From time immemorial, this land was home to the Squamish and Tsleil-Waututh peoples, where they lived and harvested the waters and land for fish, shellfish, seaweed, berries and plant materials.  The indigenous people have always had a deep, meaningful and respectful connection to the land. When European settlers arrived, they also saw the great potential in the land and logging operations began by the mid-1800s.

image of Horne Bros. Shingle Mill from North Vancouver Museum & Archives

The first sawmill on the inlet opened in 1865 at the mouth of Lynn Creek, and many others followed.  In the area where waterfront park is today, the Horne Brothers Shingle Mill operated from the early 1900s until the late 1960s.  When the mill closed, Roy Horne, the last in the family to run the operation, purchased Paine Hardware and operated that former North Vancouver landmark until 1977.

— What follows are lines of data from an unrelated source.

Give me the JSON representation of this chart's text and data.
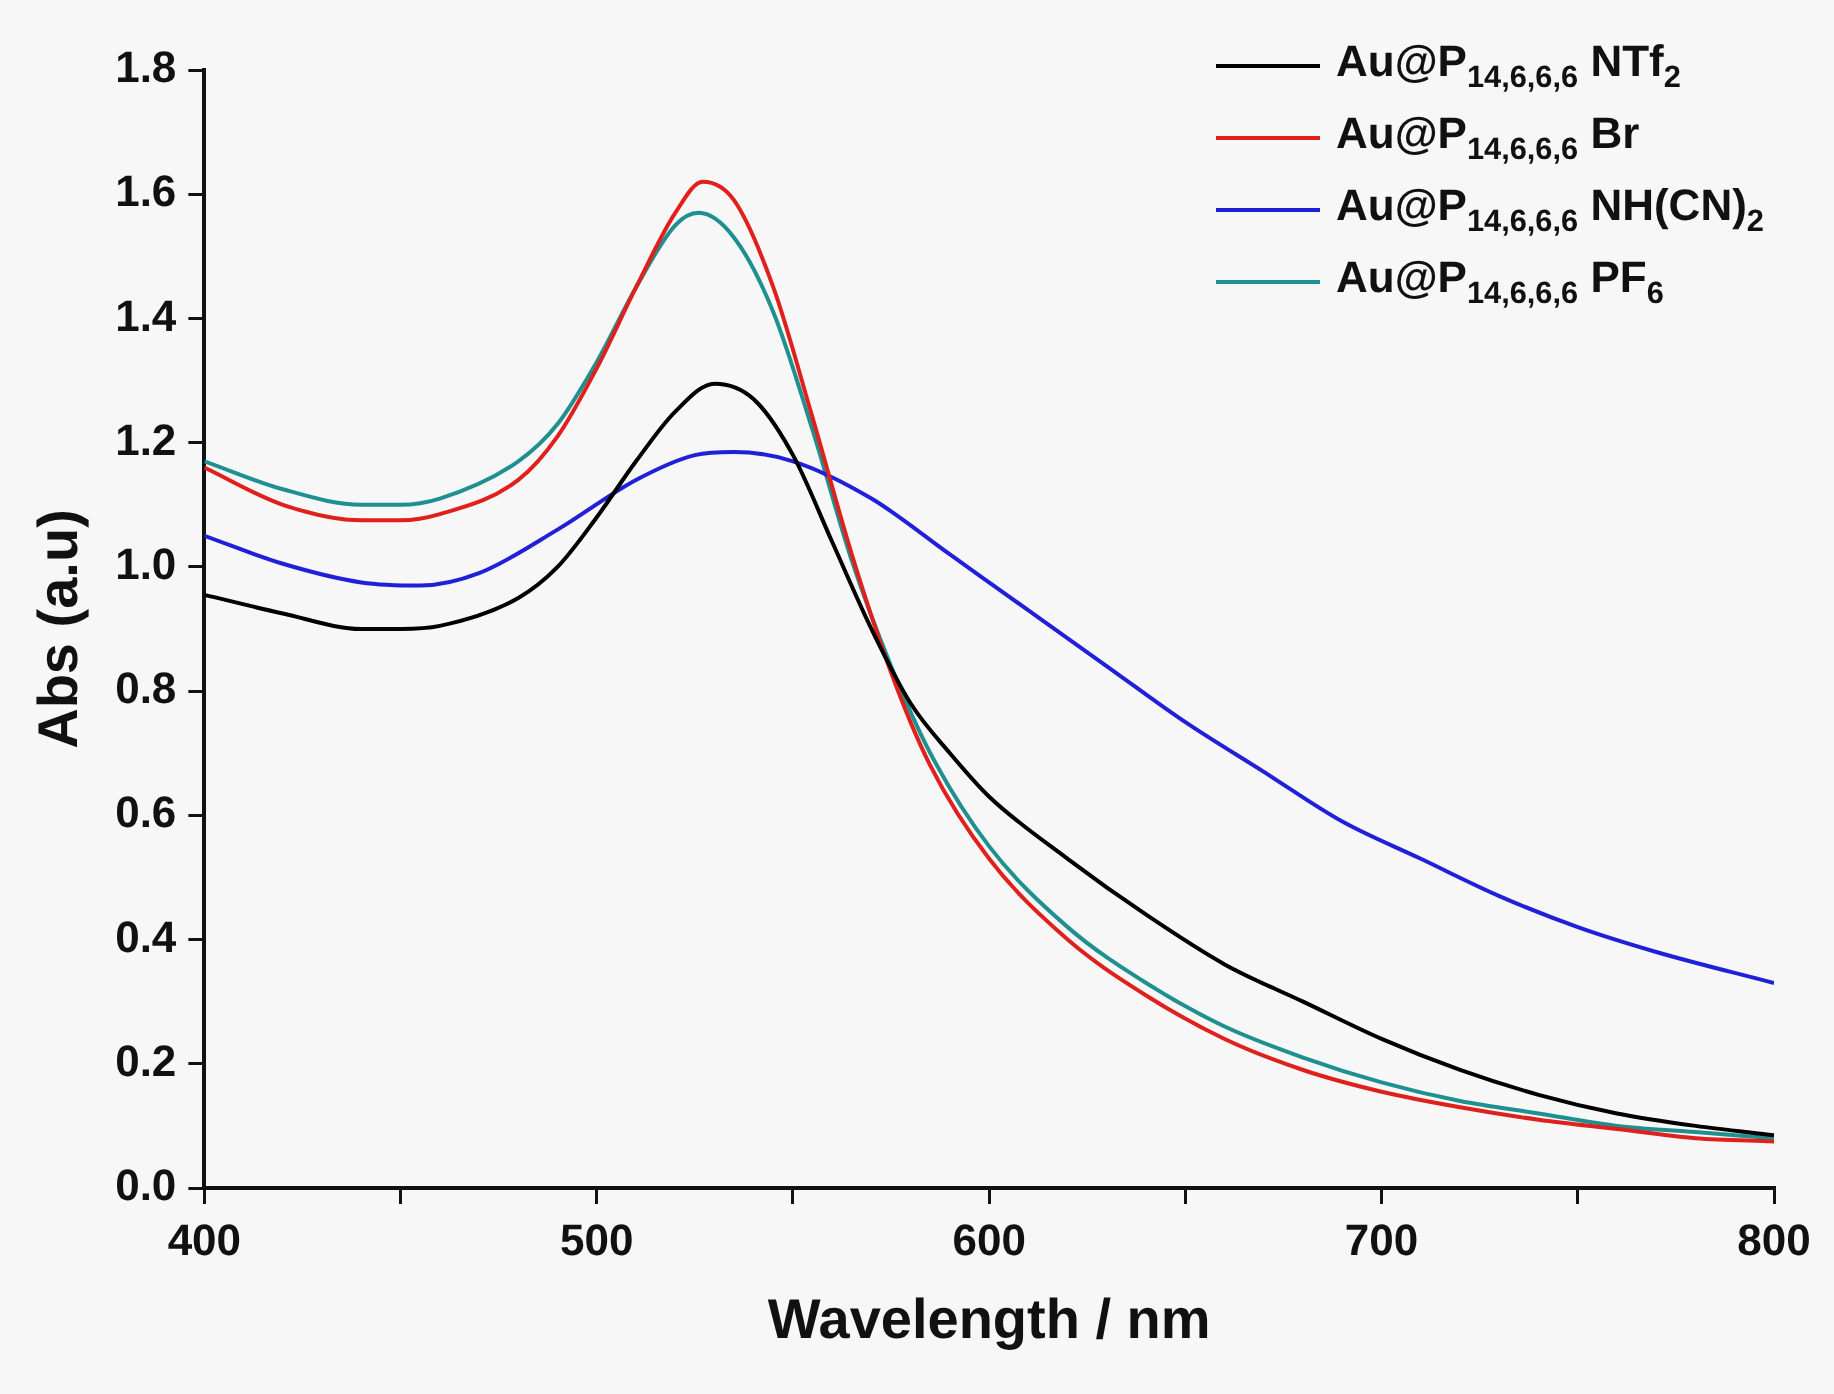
{
  "chart_data": {
    "type": "line",
    "xlabel": "Wavelength / nm",
    "ylabel": "Abs (a.u)",
    "xlim": [
      400,
      800
    ],
    "xticks": [
      400,
      {
        "value": 450,
        "label": null
      },
      500,
      {
        "value": 550,
        "label": null
      },
      600,
      {
        "value": 650,
        "label": null
      },
      700,
      {
        "value": 750,
        "label": null
      },
      800
    ],
    "ylim": [
      0,
      1.8
    ],
    "yticks": [
      {
        "value": 0,
        "label": "0.0"
      },
      0.2,
      0.4,
      0.6,
      0.8,
      {
        "value": 1,
        "label": "1.0"
      },
      1.2,
      1.4,
      1.6,
      1.8
    ],
    "grid": false,
    "legend": "top right",
    "marker": "none",
    "line_style": "solid",
    "series": [
      {
        "name": "Au@P$_{14,6,6,6}$ NTf$_{2}$",
        "color": "#000000",
        "x": [
          400,
          420,
          440,
          450,
          460,
          480,
          490,
          500,
          510,
          520,
          530,
          540,
          550,
          560,
          570,
          580,
          590,
          600,
          620,
          640,
          660,
          680,
          700,
          720,
          740,
          760,
          780,
          800
        ],
        "values": [
          0.955,
          0.925,
          0.9,
          0.9,
          0.905,
          0.95,
          1.0,
          1.08,
          1.17,
          1.25,
          1.295,
          1.27,
          1.18,
          1.04,
          0.9,
          0.78,
          0.7,
          0.63,
          0.53,
          0.44,
          0.36,
          0.3,
          0.24,
          0.19,
          0.15,
          0.12,
          0.1,
          0.085
        ]
      },
      {
        "name": "Au@P$_{14,6,6,6}$ Br",
        "color": "#e0201c",
        "x": [
          400,
          420,
          440,
          450,
          460,
          480,
          490,
          500,
          510,
          520,
          527,
          535,
          545,
          555,
          565,
          575,
          585,
          600,
          620,
          640,
          660,
          680,
          700,
          720,
          740,
          760,
          780,
          800
        ],
        "values": [
          1.16,
          1.1,
          1.075,
          1.075,
          1.085,
          1.14,
          1.21,
          1.32,
          1.45,
          1.57,
          1.62,
          1.59,
          1.45,
          1.24,
          1.02,
          0.83,
          0.68,
          0.53,
          0.4,
          0.31,
          0.24,
          0.19,
          0.155,
          0.13,
          0.11,
          0.095,
          0.08,
          0.075
        ]
      },
      {
        "name": "Au@P$_{14,6,6,6}$ NH(CN)$_{2}$",
        "color": "#2020d8",
        "x": [
          400,
          420,
          440,
          455,
          470,
          490,
          510,
          525,
          535,
          550,
          570,
          590,
          610,
          630,
          650,
          670,
          690,
          710,
          730,
          750,
          770,
          800
        ],
        "values": [
          1.05,
          1.005,
          0.975,
          0.97,
          0.99,
          1.06,
          1.14,
          1.18,
          1.185,
          1.17,
          1.11,
          1.02,
          0.93,
          0.84,
          0.75,
          0.67,
          0.59,
          0.53,
          0.47,
          0.42,
          0.38,
          0.33
        ]
      },
      {
        "name": "Au@P$_{14,6,6,6}$ PF$_{6}$",
        "color": "#1f9090",
        "x": [
          400,
          420,
          440,
          450,
          460,
          480,
          490,
          500,
          510,
          520,
          526,
          535,
          545,
          555,
          565,
          575,
          585,
          600,
          620,
          640,
          660,
          680,
          700,
          720,
          740,
          760,
          780,
          800
        ],
        "values": [
          1.17,
          1.125,
          1.1,
          1.1,
          1.11,
          1.17,
          1.23,
          1.33,
          1.45,
          1.55,
          1.57,
          1.53,
          1.41,
          1.22,
          1.01,
          0.84,
          0.7,
          0.55,
          0.42,
          0.33,
          0.26,
          0.21,
          0.17,
          0.14,
          0.12,
          0.1,
          0.09,
          0.08
        ]
      }
    ]
  }
}
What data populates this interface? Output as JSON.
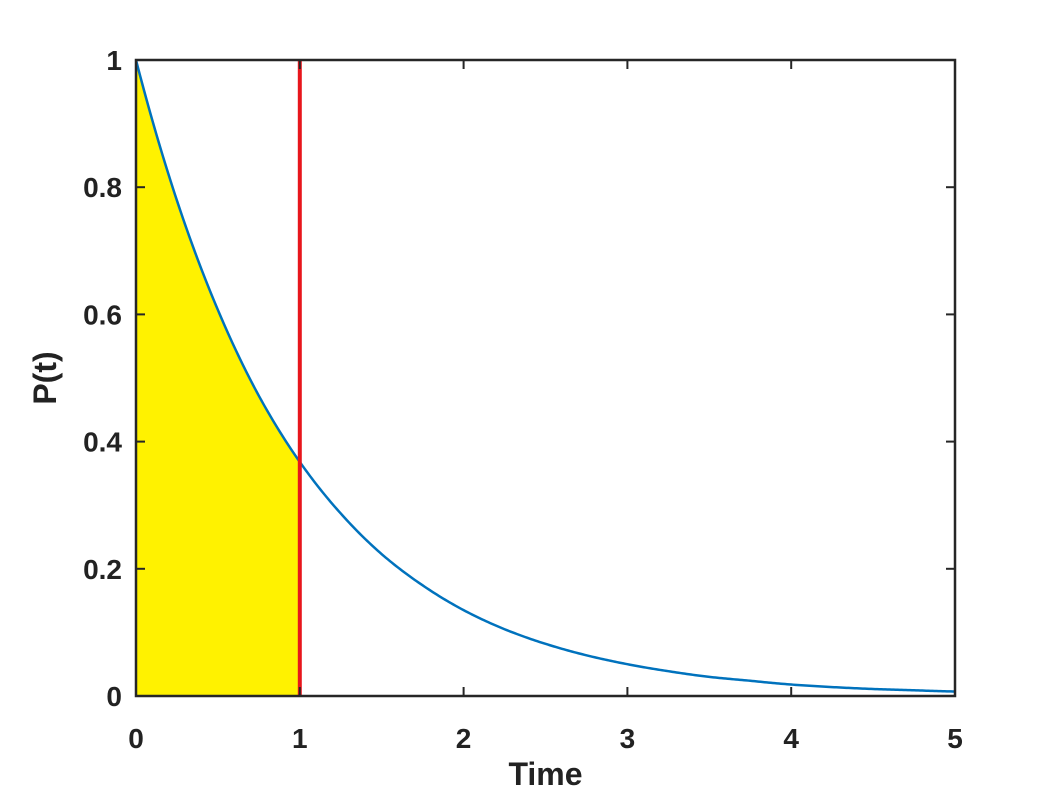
{
  "chart_data": {
    "type": "line",
    "title": "",
    "xlabel": "Time",
    "ylabel": "P(t)",
    "xlim": [
      0,
      5
    ],
    "ylim": [
      0,
      1
    ],
    "x_ticks": [
      0,
      1,
      2,
      3,
      4,
      5
    ],
    "y_ticks": [
      0,
      0.2,
      0.4,
      0.6,
      0.8,
      1
    ],
    "x_tick_labels": [
      "0",
      "1",
      "2",
      "3",
      "4",
      "5"
    ],
    "y_tick_labels": [
      "0",
      "0.2",
      "0.4",
      "0.6",
      "0.8",
      "1"
    ],
    "grid": false,
    "series": [
      {
        "x": [
          0,
          0.25,
          0.5,
          0.75,
          1,
          1.25,
          1.5,
          1.75,
          2,
          2.25,
          2.5,
          2.75,
          3,
          3.25,
          3.5,
          3.75,
          4,
          4.25,
          4.5,
          4.75,
          5
        ],
        "y": [
          1.0,
          0.779,
          0.607,
          0.472,
          0.368,
          0.287,
          0.223,
          0.174,
          0.135,
          0.105,
          0.082,
          0.064,
          0.05,
          0.039,
          0.03,
          0.024,
          0.018,
          0.014,
          0.011,
          0.009,
          0.007
        ],
        "color": "#0072BD"
      }
    ],
    "shaded_region": {
      "x_from": 0,
      "x_to": 1,
      "color": "#FFF200"
    },
    "vertical_line": {
      "x": 1,
      "color": "#E8161C"
    },
    "colors": {
      "axes": "#262626",
      "text": "#222222"
    }
  }
}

Horne Bros. Shingle Mill with Vancouver in background, photo taken by David Davies May 1965, Northern BC Archives 2013.

After the mill operation closed, the area was redeveloped into a park, ready to greet visitors to the North Shore during Expo 86, with Lonsdale Quay adjacent, opening in 1985.

Waterfront Park quickly became an excellent vantage poin for taking in the Vancouver skylinetMore recently, Waterfront Park is the part of the Spirit Trail that connects the Squamish Nation waterfront to Lonsdale Quay.

Already in 1983, the North Vancouver Community Arts Council identified the “the addition of a major sculpture at the Lonsdale Quay Waterfront Park will contribute greatly to the emergence of the North Shore as a vital cultural and heritage area” (NSNews, 14Dec 1983)


Since the park was established, it has become a favourite site for strolling, picknicking and large and small scale events throughout the year, such as the annual Canada Day celebrations, Philippine Days Festival (pictured here), Caribbean Days Festival, the Father’s Day French & Italian car show, and in 2017, ART+PLACE!